Although Buddha Board has trademarks, copyright and patents, he says there seems to be little interest in enforcing them.

“We do have to monitor Amazon all the time and send (legal) letters to knockoff companies because they’ll use the name Buddha Board, or they’ll use photos of our products,” he says. “It’s hard … but we’re lucky in the sense that these are classic knockoffs, really cheap and not very well made, so it hasn’t really hurt our sales much.”

Counterfeit trade accounts for between 2.5 per cent and 7 per cent of the world’s manufacturing output and has an annual worth of between US$461-billion and $1.7-trillion, according to the Organization for Economic Cooperation and Development.

The Chinese government has no interest in policing counterfeits, says Tatiana Astray, an assistant professor at the Lazaridis School of Business and Economics at Wilfrid Laurier University with expertise in the counterfeit economy.

She says that the federal government acknowledged the problem more than a decade ago, but little has been done.
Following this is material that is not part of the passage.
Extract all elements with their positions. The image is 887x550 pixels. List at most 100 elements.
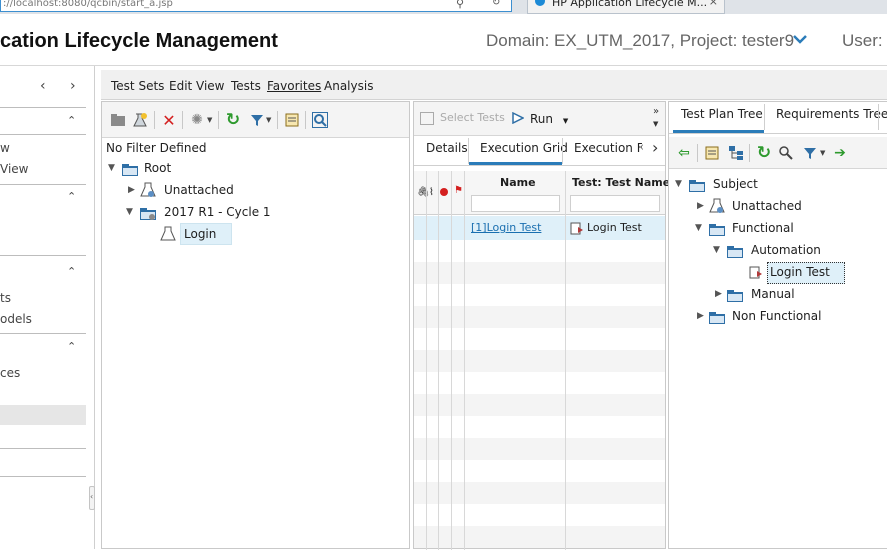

The Canadian Anti-Counterfeiting Network, a coalition of individuals, businesses and organizations, tries to raise awareness.

Patents are no protection, and she says many companies have stopped filing them because they’re just a how-to for counterfeiters.

“Legally, this is a high-profit, low-penalty crime,” she says.

She says that companies can only embed details into their products to help differentiate them from cheaper counterfeits and educate consumers, citing companies like Canada Goose and Nike that have had success with such campaigns.

“In the absence of good government policy or proper consumer education, that is something companies should be actively doing,” she says.